Matias assumiu a postura de tiro, tentaria acertar o chefe para que ganhasse algum tempo para fugir depois de pensar em um plano de fuga sem detalhes. Firmou o braço esquerdo no gatilho e lançou a rajada de tiros. Mais cinco carniceiros foram mortos, e o chefe sequer recebeu algum arranhão.
Do lado de cá, o grande caçador olhava sua presa que abatera seu bando nos últimos dias. Um invasor que precisa ser eliminado. O líder do bando deu ordem para que os servos se afastassem. Ele mataria Matias com as próprias mãos.
O sobrevivente percebeu quando as criaturas se afastaram para que o chefe fosse o primeiro a atacar. Era um duelo mortal entre destreza e força. O monstro correu e Matias mirou.

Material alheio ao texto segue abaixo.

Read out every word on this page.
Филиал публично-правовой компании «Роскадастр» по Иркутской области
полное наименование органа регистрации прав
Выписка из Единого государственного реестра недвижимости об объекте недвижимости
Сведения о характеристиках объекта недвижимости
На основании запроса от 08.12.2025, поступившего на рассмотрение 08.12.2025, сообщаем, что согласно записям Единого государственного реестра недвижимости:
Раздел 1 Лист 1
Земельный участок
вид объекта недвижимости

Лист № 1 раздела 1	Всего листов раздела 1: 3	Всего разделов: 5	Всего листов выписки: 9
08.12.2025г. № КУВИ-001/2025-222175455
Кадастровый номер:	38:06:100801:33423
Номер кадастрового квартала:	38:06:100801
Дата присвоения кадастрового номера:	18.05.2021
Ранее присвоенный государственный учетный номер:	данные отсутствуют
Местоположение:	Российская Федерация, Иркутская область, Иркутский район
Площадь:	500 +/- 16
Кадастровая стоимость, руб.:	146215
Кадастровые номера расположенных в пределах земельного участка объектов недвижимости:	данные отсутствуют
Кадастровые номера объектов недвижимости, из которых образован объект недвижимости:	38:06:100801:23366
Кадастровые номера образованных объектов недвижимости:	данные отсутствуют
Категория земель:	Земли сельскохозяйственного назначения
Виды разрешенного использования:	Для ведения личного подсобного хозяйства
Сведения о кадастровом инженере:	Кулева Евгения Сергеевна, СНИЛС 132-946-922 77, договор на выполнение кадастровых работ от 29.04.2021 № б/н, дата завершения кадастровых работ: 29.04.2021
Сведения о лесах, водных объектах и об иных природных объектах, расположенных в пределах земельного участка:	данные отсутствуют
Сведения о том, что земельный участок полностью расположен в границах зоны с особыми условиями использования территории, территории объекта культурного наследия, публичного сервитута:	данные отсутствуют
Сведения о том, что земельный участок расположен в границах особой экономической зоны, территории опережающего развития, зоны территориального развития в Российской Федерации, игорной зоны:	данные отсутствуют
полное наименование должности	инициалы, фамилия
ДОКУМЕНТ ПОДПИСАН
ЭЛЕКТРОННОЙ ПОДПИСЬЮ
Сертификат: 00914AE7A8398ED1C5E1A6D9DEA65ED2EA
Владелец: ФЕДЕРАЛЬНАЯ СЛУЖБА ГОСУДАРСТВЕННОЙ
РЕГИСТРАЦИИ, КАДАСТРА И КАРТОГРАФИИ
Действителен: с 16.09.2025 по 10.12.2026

O som surdo do gatilho revelou. As balas acabaram. E uma massa de músculos se chocou contra o corpo do viajante.
Seus olhos giraram, seu corpo girou. Ao cair sentiu que se partira uma costela. Com fios de sangue escorrendo do nariz, o sobrevivente demorou alguns segundos para entender onde estava. A pancada da cabeça contra o chão reativaram memórias guardadas. Ele se lembrou de tudo o que aconteceu. E lembrou-se de um lugar seguro.
A criatura urrava seu feito. A honra do bando estava intacta. Nenhum invasor em suas terras. Nada era capaz de fazer frente aos carniceiros.
Enquanto o monstro comemorava sua vitória, Matias girou o corpo em direção as águas. Passando entre os espaços dos acostamentos ele caiu no rio.
A última coisa que se lembra de ter visto foi o chefe esticando os braços como quem tenta apanhar algo no ar. O viajante cansara de andar, agora iria a nado para algum lugar.